Average length of expected function names: 14.637
Average length of predicted function names: 13.972


In [24]:
# Lastly let's see how much will accuracy rise if we use stemming
# Unfornutately almost not at all only 7 sampels were fixed

from nltk.stem import PorterStemmer

stemmer = PorterStemmer()
stemmed_expected = ["_".join(stemmer.stem(token) for token in get_fc_name_tokens(name)) for name in expected]
stemmed_predicted = ["_".join(stemmer.stem(token) for token in get_fc_name_tokens(name)) for name in predicted]
errors_stemmed = [i for i in range(len(stemmed_expected)) if stemmed_expected[i] != stemmed_predicted[i]]

print(f"Accuracy after stemming: {1 - len(errors)/len(expected)}")
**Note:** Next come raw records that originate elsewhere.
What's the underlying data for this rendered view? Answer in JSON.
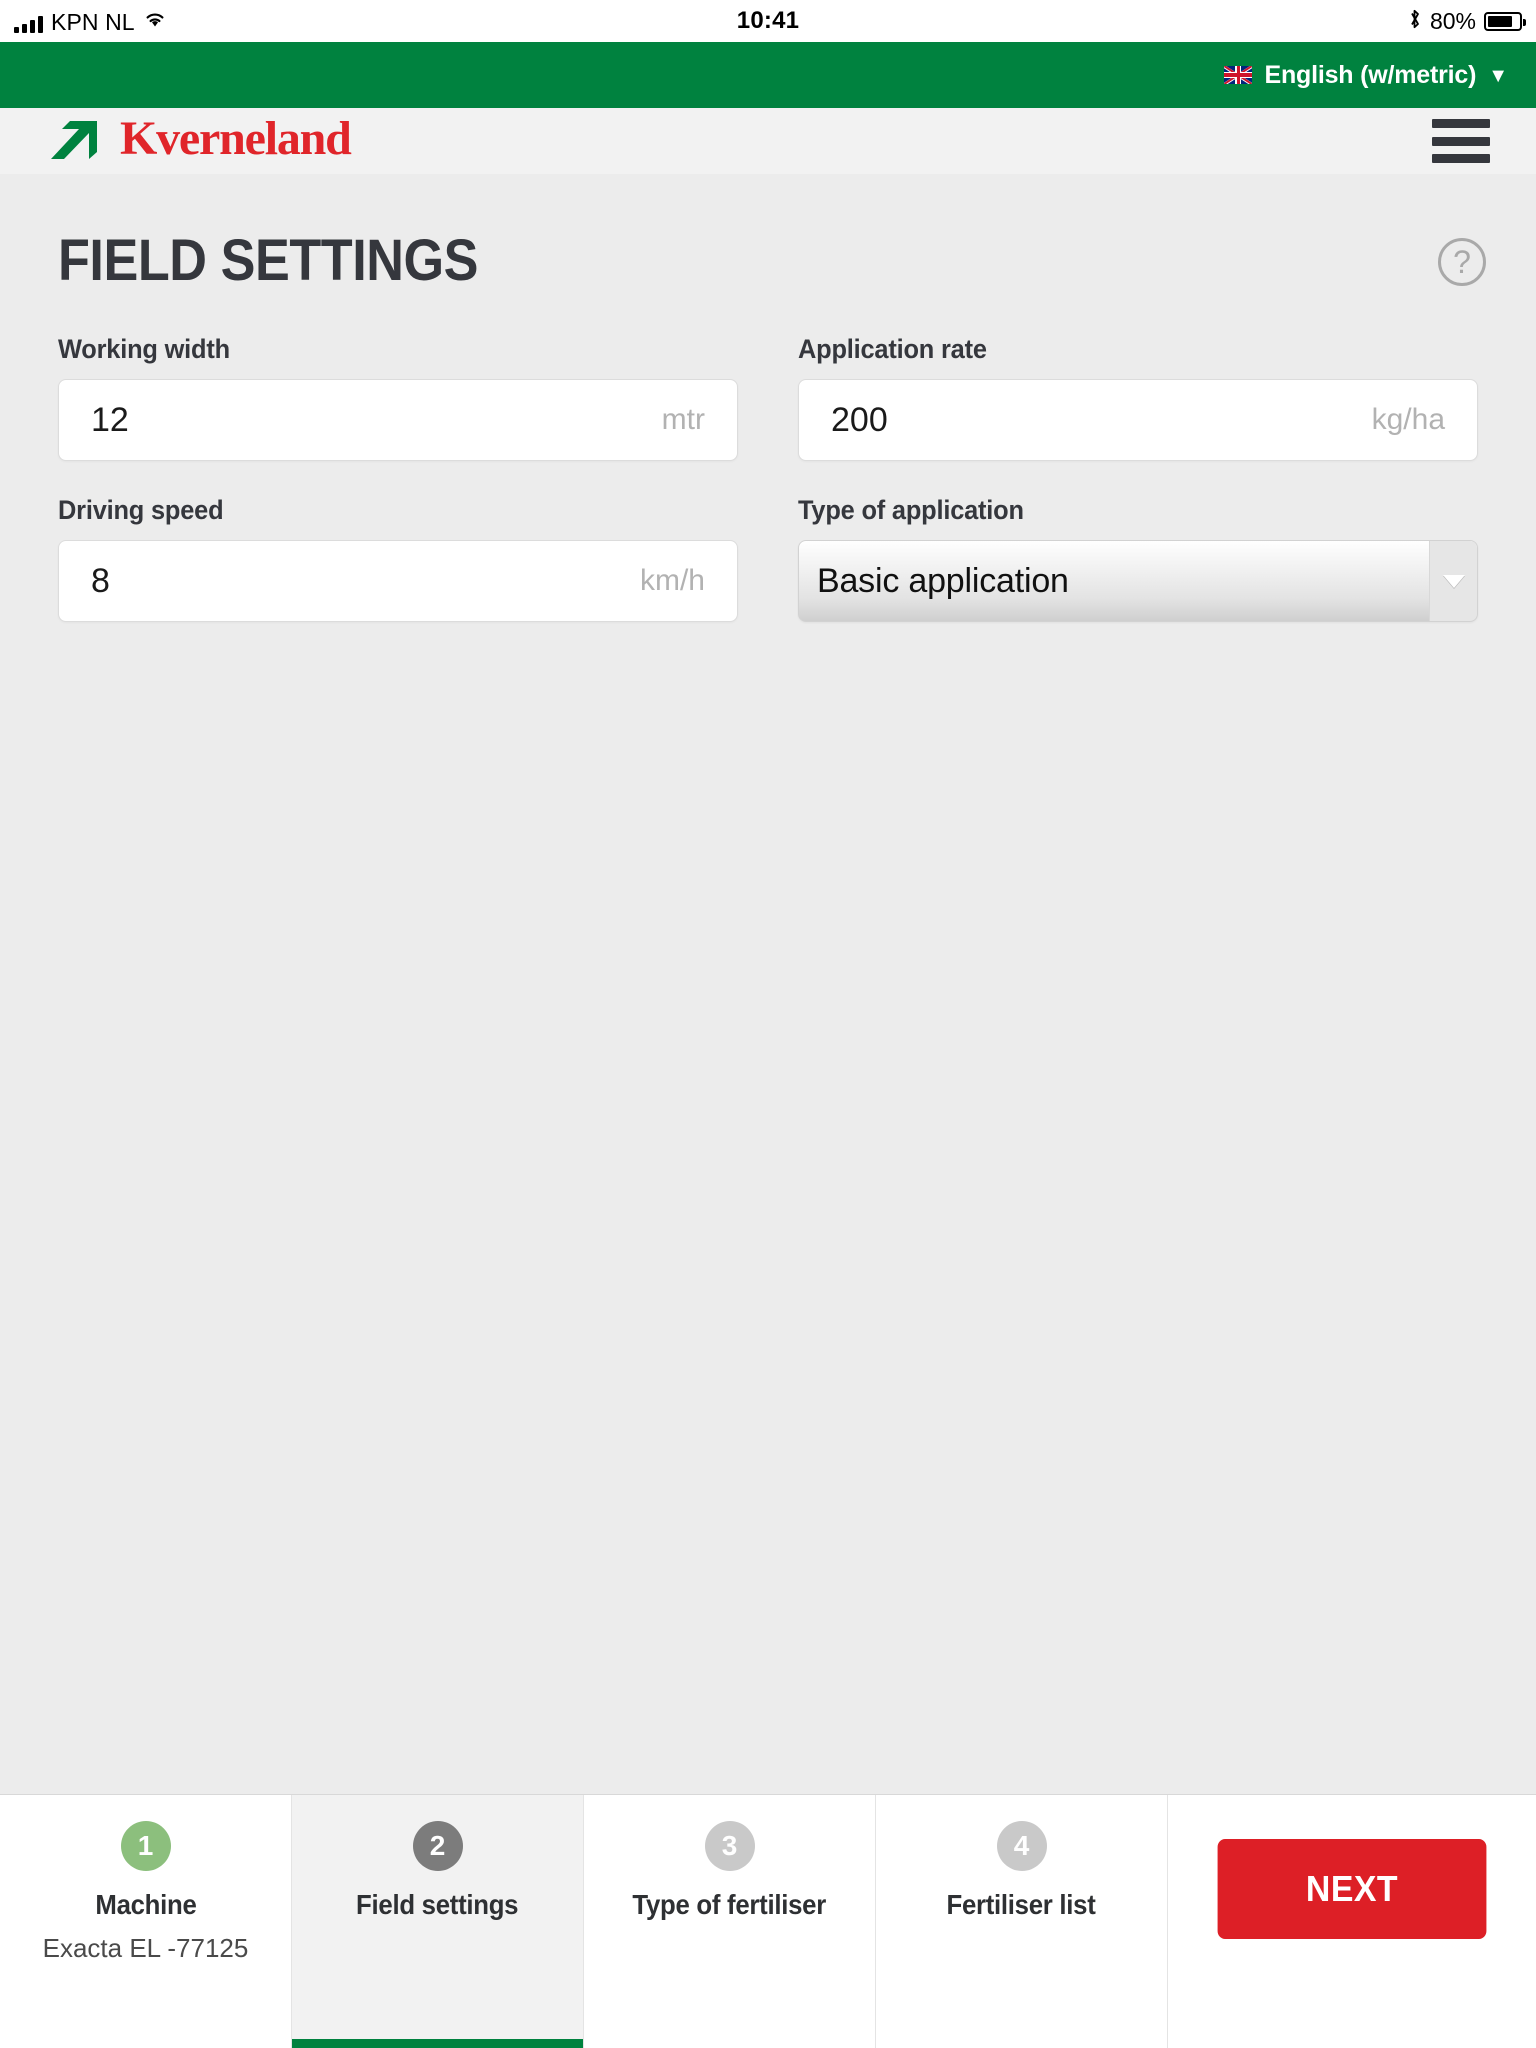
{
  "status_bar": {
    "carrier": "KPN NL",
    "time": "10:41",
    "battery_percent": "80%",
    "signal_icon": "cellular-signal-icon",
    "wifi_icon": "wifi-icon",
    "bluetooth_icon": "bluetooth-icon",
    "battery_icon": "battery-icon"
  },
  "language_bar": {
    "flag_icon": "uk-flag-icon",
    "label": "English (w/metric)",
    "caret": "▼"
  },
  "header": {
    "brand": "Kverneland",
    "logo_icon": "kverneland-arrow-logo",
    "menu_icon": "hamburger-menu-icon",
    "brand_red": "#e0252a",
    "brand_green": "#00823f"
  },
  "main": {
    "title": "FIELD SETTINGS",
    "help_icon": "help-question-icon",
    "help_label": "?",
    "fields": [
      {
        "label": "Working width",
        "value": "12",
        "unit": "mtr",
        "type": "number"
      },
      {
        "label": "Application rate",
        "value": "200",
        "unit": "kg/ha",
        "type": "number"
      },
      {
        "label": "Driving speed",
        "value": "8",
        "unit": "km/h",
        "type": "number"
      },
      {
        "label": "Type of application",
        "value": "Basic application",
        "unit": "",
        "type": "select"
      }
    ]
  },
  "step_bar": {
    "steps": [
      {
        "number": "1",
        "label": "Machine",
        "sub": "Exacta EL -77125",
        "state": "complete",
        "color": "#8cbf7d"
      },
      {
        "number": "2",
        "label": "Field settings",
        "sub": "",
        "state": "active",
        "color": "#7c7c7c"
      },
      {
        "number": "3",
        "label": "Type of fertiliser",
        "sub": "",
        "state": "upcoming",
        "color": "#c9c9c9"
      },
      {
        "number": "4",
        "label": "Fertiliser list",
        "sub": "",
        "state": "upcoming",
        "color": "#c9c9c9"
      }
    ],
    "next_label": "NEXT",
    "next_color": "#dd1f26",
    "active_underline_color": "#00823f"
  }
}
# Let's see which erros were fixed
fixed_indices = set(errors) - set(errors_stemmed)
print(len(fixed_indices))
for i in fixed_indices:
    print(f"Example {i+1}")
    print(f"Expected: {expected[i]}")
    print(f"Predicted: {predicted[i]}")
    print(f"Source code: \n{dataset['source_code'][i]}")
    print("-"*50)

Accuracy after stemming: 0.396
3
Example 513
Expected: setXmlSchemaVersion
Predicted: setXMLSchemaVersion
Source code: 
@Override
  public void x(XMLSchemaVersion version, @NotNull Project project) {
    getProjectResources(project).myXMLSchemaVersion = version;
    fireExternalResourceChanged();
  }
--------------------------------------------------
Example 833
Expected: initSubstitutes
Predicted: initSubstitutions
Source code: 
private boolean x() {
    if (mySubstitutions == null && myTag != null) {
      mySubstitutions = new MultiMap<>();

      XmlTag[] tags = myTag.getSubTags();

      for (XmlTag tag : tags) {
        if (equalsToSchemaName(tag, ELEMENT_TAG_NAME)) {
          final String substAttr = tag.getAttributeValue("substitutionGroup");
          if (substAttr != null) {
            String substLocalName = XmlUtil.findLocalNameByQualifiedName(substAttr);
            mySubstitutions.putValue(substLocalName, tag);
          }
        }
      }
    }
    return mySubstituti